The network effects of Bitcoin are not the primary cause, though. Bitcoin has naturally unique qualities that would be challenging to duplicate because of its fair beginning. Consider this illustration more of a mental experiment.

Vitaliy Dubinin recommends that we should also consider network effects in the Decentralized Finance (DeFi) arena. It could be challenging for other initiatives to overcome a massive advantage that a product, service, or even a smart contract builds up. DeFi, though, is still quite young. Many claims that no product has yet generated a network effect that makes them the clear victor.

Application of Network Effects to Bitcoin

Network effects significantly impact the usefulness of Bitcoin as a medium of exchange and a store of value. Like all significant currencies, the value of Bitcoin rests on someone else’s willingness to accept it as payment or to purchase it as an investment. For someone looking to spend Bitcoin, its value increases as more people accept it.

However, network effects also have an impact on all other currencies. Regardless of the product’s inherent utility, this potent effect favors the one with the most users. This means that established currencies with substantial user bases have strong lock-in effects that encourage users to keep using them.

With millions of users, fiat currencies are expected to be replaced by bitcoin. More specifically, many people anticipate that Bitcoin will primarily replace gold, one of the oldest still in use and a worldwide store of value. The lock-in effect existing currencies enjoy must be overcome for Bitcoin to compete with them. Because of this, despite having considerably better features of money than its rivals at the time, Bitcoin acceptance could have been faster.

The fact that the lock-in nature of current currencies is impeding adoption is quite positive for Bitcoin. The utility exists as a currency on a fundamental level, and the effects of the network effect are the two key drivers of its adoption. Since its inception in 2009, the adoption of bitcoin has steadily increased. Every new adopter increases the appeal of joining the network for the following person.

As more and more people accept Bitcoin, adoption becomes easier. Initially, adoption is the most difficult. Given that Bitcoin has already endured through the most challenging points of the adoption curve, it makes sense to assume that the rest of the way will be simpler. Many Fortune 500 firms, millionaire investors, and everyday consumers already use bitcoin on a large scale.

Network Effects Adverse Impact

Harmful network effects operate in the opposite direction. This indicates that each new user detracts rather than adds value to the network.
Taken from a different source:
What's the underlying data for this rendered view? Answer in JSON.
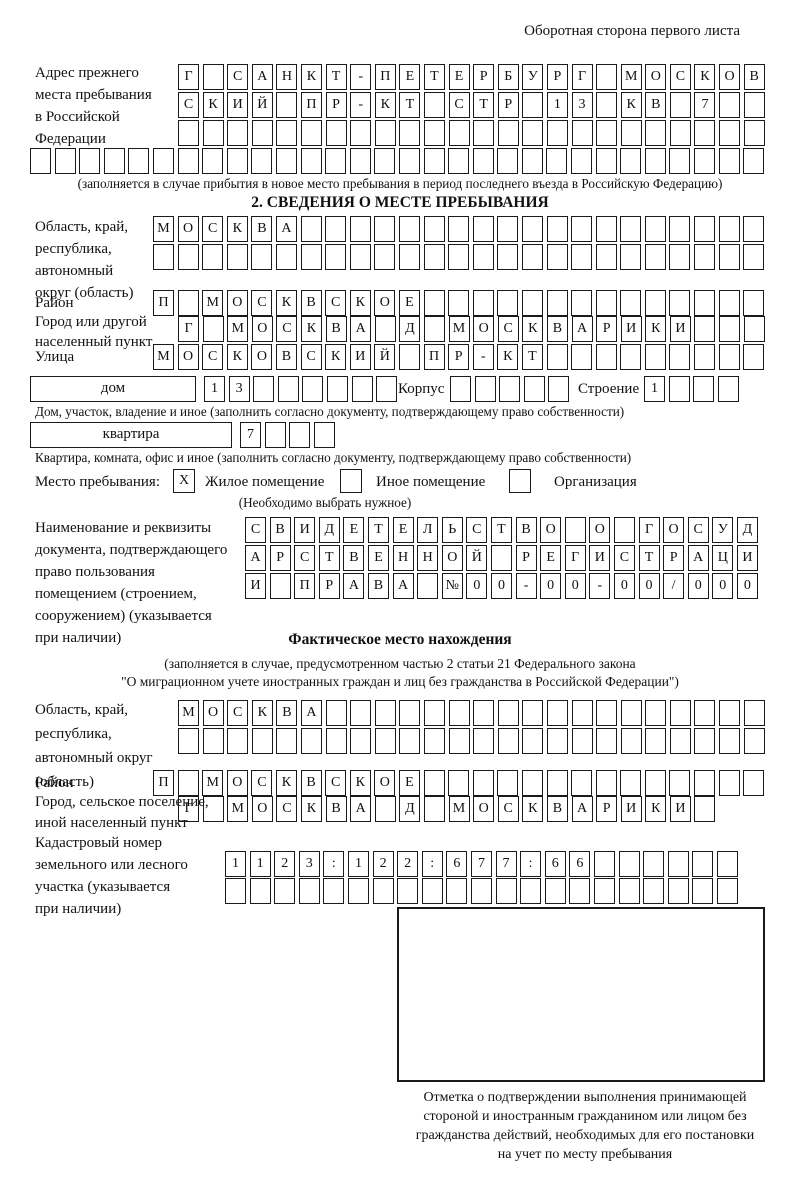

This is also a crucial factor to consider when it comes to the architecture of blockchains. Each new user should be required to contribute something valuable to the network through good design. Why? This aids in the network’s scaling. However, network congestion will result if every user subtracts the value.

For instance, the gas for Ethereum operates using an auction-style approach. Every user bids on the gas costs that go to the Ethereum miners. Gas prices typically rise as the number of consumers and usage increase. Why? In essence, each user tries to outbid the other. But this can’t continue forever. Some users quit utilizing the network altogether due to excessive gas prices since they see their activity as unprofitable. This is an illustration of a harmful network effect.
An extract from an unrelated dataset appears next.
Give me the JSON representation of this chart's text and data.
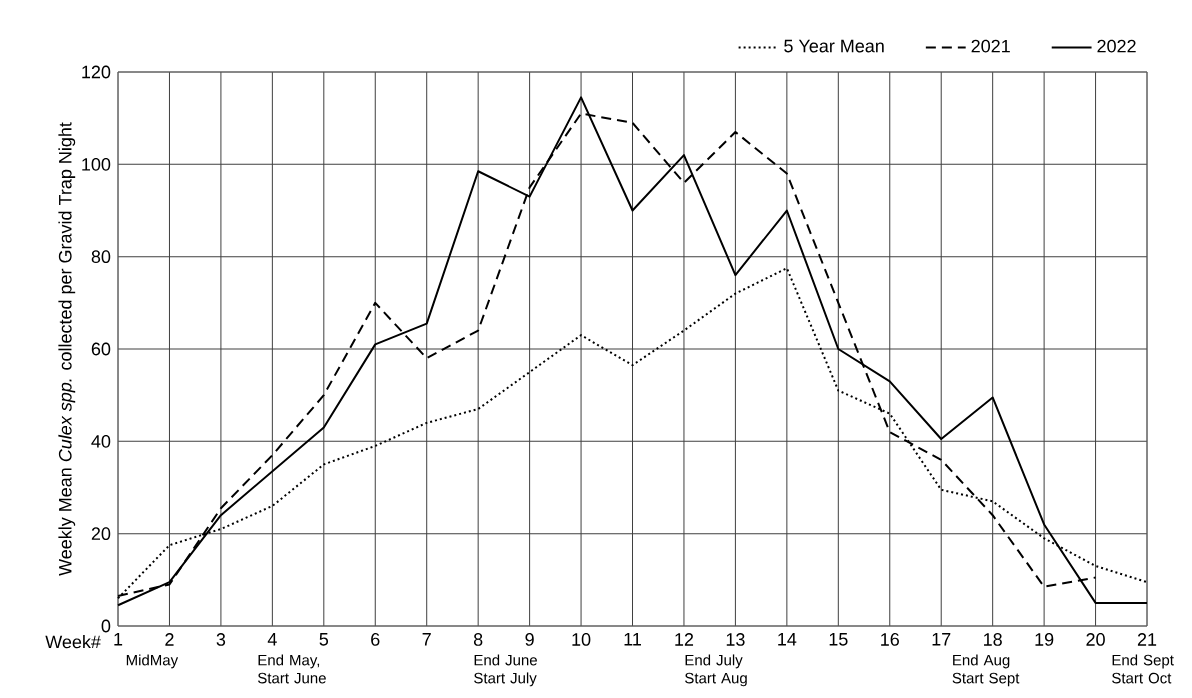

Solutions to this are being worked on. EIP-1559, an Ethereum proposal, offers a redesign of the Ethereum gas system. Several improvements in ETH 2.0 could significantly increase the Ethereum network’s capacity to handle the throughput. That might help address the problem of expensive gas prices during heightened activity.


Cryptocurrencies are only one area of the economy where network effects can be seen at work. The concept behind this is that new users will improve the network as they join.

According to VitaliyDubinin, studying the mechanisms that produce network effects is of tremendous use to those who construct blockchain and cryptocurrency networks, new coin and token projects could expand more quickly if they incorporated them into their designs.